Mossoró/RN, 10 de Junho de 2023

Era das narrativas: uma esperança

Estamos numa época historicamente dada em que as narrativas não são mais expressas em textos ou em espaços de sociabilidade reconhecidos onde a oralidade se impunha por interações face a face. Hoje, as narrativas estão em todo lugar e chegam de fato a qualquer lugar alcançado pelas tecnologias digitais e informacionais.

Nenhuma novidade até aí. O que se impõe de novo? São os desafios daqueles que, acostumados com as velhas formas de narrativas, de sobreviverem nesse turbilhão moderno líquido.

Não são mais textos de papel que se impõem como autoridades incontestáveis ou de peso no jogo das discussões e controvérsias.
Hoje, um vídeo no YouTube, uma live no Facebook ou no Instagram, uma postagem montada qualquer com frases soltas, tudo pode virar instrumento argumentativo. E viram realmente.

Vejo poetas e escritores desiludidos, pois como se manter num mundo em que se lê de forma fragmentada e – como na poesia – se lê cada vez menos?
Fui adestrado pela televisão. Perdi horas de minha vida vendo bobagens e todo tipo de lorota. Mas eram algumas horas por dia. Hoje uma criança pode ficar praticamente todo seu dia útil sob domínio de uma tecnologia informacional que praticamente nada traz de saber.
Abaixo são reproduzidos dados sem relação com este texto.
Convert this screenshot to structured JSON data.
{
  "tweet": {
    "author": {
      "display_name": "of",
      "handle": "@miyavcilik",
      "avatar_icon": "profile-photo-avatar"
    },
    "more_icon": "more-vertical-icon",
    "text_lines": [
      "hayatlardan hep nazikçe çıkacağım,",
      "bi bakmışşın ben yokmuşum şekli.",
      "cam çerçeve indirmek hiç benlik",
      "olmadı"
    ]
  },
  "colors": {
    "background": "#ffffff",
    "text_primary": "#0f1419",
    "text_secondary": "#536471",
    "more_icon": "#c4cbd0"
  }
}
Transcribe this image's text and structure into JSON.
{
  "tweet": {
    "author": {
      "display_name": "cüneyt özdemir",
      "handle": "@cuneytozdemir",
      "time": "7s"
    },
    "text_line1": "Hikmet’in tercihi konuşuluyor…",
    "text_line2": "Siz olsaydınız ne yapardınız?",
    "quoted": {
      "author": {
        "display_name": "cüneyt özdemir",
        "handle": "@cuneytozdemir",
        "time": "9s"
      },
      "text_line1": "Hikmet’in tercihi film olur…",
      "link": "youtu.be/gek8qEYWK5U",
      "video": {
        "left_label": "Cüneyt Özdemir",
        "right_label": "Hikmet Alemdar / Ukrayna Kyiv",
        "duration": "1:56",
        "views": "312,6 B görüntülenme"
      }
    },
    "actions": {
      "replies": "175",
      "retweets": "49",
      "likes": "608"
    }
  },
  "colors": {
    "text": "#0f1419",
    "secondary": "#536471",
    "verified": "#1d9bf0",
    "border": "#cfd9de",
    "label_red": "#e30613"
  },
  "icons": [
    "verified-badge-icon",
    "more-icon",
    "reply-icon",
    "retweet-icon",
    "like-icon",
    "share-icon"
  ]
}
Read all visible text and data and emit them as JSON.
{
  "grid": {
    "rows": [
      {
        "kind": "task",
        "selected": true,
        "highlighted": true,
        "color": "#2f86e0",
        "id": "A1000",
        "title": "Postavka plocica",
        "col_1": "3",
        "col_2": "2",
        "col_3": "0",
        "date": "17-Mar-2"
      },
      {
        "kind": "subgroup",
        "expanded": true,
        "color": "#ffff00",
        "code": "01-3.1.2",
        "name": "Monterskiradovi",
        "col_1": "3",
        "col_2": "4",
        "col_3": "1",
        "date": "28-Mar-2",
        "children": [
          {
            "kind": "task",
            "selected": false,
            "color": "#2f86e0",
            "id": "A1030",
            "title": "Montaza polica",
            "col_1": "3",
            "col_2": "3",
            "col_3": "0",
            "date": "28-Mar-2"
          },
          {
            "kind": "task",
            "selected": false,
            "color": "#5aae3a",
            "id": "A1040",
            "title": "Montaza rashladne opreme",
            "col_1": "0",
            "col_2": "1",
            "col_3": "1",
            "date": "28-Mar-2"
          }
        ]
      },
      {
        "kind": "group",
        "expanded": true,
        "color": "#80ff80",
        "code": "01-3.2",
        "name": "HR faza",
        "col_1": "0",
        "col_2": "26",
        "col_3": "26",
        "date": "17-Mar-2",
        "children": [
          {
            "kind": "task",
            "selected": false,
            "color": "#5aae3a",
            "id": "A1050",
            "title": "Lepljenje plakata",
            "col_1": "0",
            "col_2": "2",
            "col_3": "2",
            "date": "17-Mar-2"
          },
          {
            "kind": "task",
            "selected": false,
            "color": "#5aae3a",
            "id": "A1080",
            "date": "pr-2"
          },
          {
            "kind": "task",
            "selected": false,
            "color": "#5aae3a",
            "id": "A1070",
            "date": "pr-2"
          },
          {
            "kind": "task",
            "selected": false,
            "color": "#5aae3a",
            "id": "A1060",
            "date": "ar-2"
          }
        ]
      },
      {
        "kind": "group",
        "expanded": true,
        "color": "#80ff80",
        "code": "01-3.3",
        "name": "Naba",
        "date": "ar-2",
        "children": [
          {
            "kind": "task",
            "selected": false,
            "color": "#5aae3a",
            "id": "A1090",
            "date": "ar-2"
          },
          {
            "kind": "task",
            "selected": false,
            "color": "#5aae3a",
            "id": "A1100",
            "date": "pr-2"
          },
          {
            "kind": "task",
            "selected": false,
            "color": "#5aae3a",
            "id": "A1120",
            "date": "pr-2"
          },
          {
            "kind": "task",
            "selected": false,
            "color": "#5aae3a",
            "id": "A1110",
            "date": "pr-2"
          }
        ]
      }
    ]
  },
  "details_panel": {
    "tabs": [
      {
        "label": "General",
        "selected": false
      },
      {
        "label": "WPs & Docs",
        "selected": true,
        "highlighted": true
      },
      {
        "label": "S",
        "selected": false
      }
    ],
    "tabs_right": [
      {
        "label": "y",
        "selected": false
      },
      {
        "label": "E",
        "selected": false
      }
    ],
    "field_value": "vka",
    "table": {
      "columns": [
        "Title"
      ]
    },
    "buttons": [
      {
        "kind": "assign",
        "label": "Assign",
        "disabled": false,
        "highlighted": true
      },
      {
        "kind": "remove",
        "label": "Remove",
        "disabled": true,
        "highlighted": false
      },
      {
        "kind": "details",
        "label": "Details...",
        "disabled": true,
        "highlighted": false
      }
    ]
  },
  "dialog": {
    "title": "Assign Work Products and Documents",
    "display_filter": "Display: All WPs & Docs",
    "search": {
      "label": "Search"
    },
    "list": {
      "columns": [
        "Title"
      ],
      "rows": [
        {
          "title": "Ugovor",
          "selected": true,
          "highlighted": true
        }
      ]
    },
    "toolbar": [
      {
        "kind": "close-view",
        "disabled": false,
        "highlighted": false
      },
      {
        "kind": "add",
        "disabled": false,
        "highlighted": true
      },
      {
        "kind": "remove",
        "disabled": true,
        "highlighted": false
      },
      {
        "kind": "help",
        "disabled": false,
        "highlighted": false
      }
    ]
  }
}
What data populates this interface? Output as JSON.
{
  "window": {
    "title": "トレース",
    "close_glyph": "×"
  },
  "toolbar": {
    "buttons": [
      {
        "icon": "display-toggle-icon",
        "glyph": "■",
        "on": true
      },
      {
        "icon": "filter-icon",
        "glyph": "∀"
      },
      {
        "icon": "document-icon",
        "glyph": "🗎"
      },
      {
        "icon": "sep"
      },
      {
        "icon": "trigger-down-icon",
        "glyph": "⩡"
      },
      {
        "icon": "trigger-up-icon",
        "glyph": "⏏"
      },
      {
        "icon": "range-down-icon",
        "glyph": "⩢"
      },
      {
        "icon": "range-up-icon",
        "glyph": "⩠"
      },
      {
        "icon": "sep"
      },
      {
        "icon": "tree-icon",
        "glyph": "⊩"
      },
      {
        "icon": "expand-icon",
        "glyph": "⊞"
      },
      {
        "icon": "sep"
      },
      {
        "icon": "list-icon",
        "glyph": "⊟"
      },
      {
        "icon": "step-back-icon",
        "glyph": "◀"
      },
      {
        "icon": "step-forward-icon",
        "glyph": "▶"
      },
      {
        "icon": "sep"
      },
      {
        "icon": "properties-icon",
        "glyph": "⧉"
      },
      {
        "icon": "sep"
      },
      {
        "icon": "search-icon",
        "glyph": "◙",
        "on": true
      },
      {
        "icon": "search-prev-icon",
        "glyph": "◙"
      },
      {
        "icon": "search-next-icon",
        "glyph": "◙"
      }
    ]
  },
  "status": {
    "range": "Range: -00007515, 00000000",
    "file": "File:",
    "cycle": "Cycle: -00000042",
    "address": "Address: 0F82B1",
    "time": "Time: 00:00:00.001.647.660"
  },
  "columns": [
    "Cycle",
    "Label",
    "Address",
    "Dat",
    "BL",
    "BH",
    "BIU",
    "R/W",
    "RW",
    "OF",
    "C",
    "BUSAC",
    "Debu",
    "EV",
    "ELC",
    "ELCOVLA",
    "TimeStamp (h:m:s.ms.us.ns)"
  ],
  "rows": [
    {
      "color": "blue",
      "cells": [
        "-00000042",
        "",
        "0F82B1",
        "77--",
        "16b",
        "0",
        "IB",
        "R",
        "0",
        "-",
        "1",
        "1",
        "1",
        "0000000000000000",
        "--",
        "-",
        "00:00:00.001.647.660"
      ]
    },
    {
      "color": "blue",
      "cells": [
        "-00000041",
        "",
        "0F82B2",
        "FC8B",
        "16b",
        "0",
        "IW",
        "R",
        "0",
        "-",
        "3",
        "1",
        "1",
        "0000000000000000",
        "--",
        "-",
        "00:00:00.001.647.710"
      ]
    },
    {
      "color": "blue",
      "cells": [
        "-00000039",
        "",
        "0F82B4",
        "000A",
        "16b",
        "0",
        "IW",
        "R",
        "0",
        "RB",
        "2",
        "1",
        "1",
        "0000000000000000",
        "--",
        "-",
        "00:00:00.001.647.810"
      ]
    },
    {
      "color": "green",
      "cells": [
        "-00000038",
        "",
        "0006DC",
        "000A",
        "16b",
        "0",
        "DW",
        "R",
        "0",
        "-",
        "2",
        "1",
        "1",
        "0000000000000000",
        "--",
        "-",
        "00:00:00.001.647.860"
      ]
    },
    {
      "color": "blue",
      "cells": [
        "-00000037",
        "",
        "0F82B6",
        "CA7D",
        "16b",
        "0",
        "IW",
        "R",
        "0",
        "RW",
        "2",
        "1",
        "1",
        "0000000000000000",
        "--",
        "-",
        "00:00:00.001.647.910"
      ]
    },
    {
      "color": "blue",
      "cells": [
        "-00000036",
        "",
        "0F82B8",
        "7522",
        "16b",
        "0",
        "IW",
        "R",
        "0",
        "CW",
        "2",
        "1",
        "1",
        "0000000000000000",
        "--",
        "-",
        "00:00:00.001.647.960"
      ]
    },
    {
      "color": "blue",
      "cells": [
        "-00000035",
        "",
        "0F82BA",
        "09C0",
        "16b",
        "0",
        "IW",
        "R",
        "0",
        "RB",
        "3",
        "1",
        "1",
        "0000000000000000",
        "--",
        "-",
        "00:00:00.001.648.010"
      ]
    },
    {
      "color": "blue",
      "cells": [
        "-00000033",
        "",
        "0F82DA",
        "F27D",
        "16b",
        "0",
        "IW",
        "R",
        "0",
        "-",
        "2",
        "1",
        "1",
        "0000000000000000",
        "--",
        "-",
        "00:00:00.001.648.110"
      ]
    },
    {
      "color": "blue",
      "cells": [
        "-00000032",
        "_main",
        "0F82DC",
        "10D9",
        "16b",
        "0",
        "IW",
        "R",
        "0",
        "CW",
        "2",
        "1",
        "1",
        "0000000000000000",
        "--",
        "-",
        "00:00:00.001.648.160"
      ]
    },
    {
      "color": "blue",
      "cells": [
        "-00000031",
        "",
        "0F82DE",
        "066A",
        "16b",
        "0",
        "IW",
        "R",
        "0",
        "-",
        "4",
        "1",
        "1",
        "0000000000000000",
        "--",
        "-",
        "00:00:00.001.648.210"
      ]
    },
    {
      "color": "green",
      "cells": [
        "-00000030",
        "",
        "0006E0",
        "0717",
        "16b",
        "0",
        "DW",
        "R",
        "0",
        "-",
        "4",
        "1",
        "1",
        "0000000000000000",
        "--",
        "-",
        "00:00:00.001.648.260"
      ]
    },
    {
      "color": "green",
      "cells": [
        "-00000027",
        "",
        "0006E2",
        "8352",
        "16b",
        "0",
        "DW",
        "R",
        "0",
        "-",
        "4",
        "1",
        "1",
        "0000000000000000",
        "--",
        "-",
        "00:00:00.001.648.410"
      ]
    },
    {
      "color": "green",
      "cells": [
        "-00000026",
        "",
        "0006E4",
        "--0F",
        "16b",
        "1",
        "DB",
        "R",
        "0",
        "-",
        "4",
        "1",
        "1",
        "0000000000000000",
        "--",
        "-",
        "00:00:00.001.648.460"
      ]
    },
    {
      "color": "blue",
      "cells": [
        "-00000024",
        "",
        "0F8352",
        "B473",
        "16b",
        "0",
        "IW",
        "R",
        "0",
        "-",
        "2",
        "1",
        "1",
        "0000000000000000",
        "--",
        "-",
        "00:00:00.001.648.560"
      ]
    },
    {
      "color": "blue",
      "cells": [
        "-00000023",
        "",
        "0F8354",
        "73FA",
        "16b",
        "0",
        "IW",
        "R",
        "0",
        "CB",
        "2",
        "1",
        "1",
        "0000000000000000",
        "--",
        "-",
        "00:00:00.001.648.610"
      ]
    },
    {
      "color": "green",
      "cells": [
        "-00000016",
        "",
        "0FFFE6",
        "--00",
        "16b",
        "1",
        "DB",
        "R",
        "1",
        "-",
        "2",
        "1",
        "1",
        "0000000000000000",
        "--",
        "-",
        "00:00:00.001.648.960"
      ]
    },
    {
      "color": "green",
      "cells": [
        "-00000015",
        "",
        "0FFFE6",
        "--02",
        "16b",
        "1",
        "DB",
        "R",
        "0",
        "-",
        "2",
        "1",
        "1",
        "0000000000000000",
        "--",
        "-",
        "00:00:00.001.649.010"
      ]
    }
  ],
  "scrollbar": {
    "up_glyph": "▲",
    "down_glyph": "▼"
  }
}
Informações em avalanches mas sem conteúdo. Muito próximo daquilo que Theodor Adorno chamou de “falsa formação” (sic).
Lemos pouco ou mudamos a ênfase do tipo de leitura?
Lembro que quando os manuscritos copiados a mão foram substituídos pelos livros impressos, haviam críticas similares às feitas hoje. Uma das mais belas passagens dessas críticas trazidas ao nossos meio está no livro (não no filme!!!!) “O nome da rosa” de Humberto Eco, onde o monje Jorge, o cego, reclama do fato de que todo mundo já produzia livros e não apenas os mosteiros.

Hoje todos podemos produzir textos e material de consumo intelectual. O que não significa barbárie e fim do mundo, mas o fim de velhas formas de narrativas e o advento de novas que, a velharada como eu, tem que se adequar.

Sei que o texto está longo e você nem chegou aqui, mas se chegou oba! Significa que ainda temos espaço para ler e escrever, para pensar e refletir, e que uma cortina de luz se abre sobre essas trevas aparentes.

Não porque meu texto seja bom ou minha reflexão correta: mas porque ler e pensar ainda é possível e sempre será uma marca humana. Demasiadamente, humana.